U.S. Commerce chief says Taiwan's TSMC asked for help getting COVID vaccines By Reuters

© Reuters. FILE PHOTO: U.S. Secretary of Commerce Gina Raimondo takes a question during a press briefing at the White House in Washington, U.S., April 7, 2021. REUTERS/Kevin Lamarque/File Photo


WASHINGTON (Reuters) – U.S. Commerce Secretary Gina Raimondo on Monday said she had spoken with the chief executive of Taiwan Semiconductor Manufacturing Co Ltd (TSMC) and that he had asked for help getting access to COVID-19 vaccines.

Raimondo told Reuters in an interview “he asked for help in that regard, he has spoken to high level officials in the White House. We have responded and we definitely want to be a good partner and I do think it’s helping.”

Taiwan said two weeks ago it will allow officials from Taiwan’s Foxconn and TSMC to negotiate on its behalf for COVID-19 vaccines.

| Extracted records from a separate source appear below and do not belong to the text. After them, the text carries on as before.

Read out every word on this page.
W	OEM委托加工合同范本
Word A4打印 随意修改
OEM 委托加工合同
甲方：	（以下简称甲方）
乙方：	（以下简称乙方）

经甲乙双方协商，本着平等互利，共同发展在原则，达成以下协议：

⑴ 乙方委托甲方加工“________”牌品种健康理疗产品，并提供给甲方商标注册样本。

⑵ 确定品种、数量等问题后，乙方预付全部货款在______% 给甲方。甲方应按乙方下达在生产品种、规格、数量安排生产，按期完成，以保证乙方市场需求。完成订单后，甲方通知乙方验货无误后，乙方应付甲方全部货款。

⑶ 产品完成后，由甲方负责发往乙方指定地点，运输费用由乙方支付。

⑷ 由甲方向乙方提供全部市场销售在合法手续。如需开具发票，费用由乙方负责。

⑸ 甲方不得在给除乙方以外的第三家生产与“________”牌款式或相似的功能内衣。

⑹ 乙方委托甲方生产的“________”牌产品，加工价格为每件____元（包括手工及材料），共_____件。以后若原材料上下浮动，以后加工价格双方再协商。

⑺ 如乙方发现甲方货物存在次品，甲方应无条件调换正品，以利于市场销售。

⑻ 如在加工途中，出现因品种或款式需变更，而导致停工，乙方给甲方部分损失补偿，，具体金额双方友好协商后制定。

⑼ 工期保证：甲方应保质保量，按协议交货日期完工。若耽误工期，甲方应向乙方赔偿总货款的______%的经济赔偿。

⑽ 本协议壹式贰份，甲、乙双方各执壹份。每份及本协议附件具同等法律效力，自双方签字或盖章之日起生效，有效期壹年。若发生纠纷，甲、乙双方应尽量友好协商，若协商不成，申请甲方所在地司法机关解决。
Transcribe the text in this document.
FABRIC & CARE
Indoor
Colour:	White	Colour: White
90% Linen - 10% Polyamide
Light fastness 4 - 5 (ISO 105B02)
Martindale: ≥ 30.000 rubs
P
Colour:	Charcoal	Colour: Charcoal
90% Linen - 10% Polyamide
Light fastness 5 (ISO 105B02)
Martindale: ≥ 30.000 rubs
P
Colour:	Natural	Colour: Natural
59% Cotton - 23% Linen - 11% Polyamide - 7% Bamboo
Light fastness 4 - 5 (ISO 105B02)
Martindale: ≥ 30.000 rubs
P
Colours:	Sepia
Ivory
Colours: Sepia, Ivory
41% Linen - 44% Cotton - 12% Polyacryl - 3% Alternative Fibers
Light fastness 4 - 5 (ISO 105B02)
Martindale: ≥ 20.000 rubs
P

Mid-June the United States shipped 2.5 million COVID-19 vaccine doses to Taiwan, more than tripling Washington’s previous allocation of shots for the island.

TSMC said in a statement to Reuters that they believed “getting vaccines for Taiwan would help to protect the communities and ensure normal operations.”

Taiwan has been trying to speed up the arrival of the millions of vaccines it has on order as it deals with a rise in domestic cases, although infections remain comparatively low.

The request from TSMC, the world’s biggest manufacturer of semiconductors on contract, coincides with a global chip shortage that has slowed production of manufacturers around the world, including in the U.S. auto industry where it is forecast the crisis will hit the production of 3.9 million vehicles. Raimondo has a key role in resolving the crisis for U.S. companies.

Although there has been no major impact so far on chip production in Taiwan since domestic cases began rising in the middle of May, some U.S. auto executives have told Reuters privately earlier this month they were concerned COVID-19 in Taiwan could impact the flow of semiconductors to U.S. factories.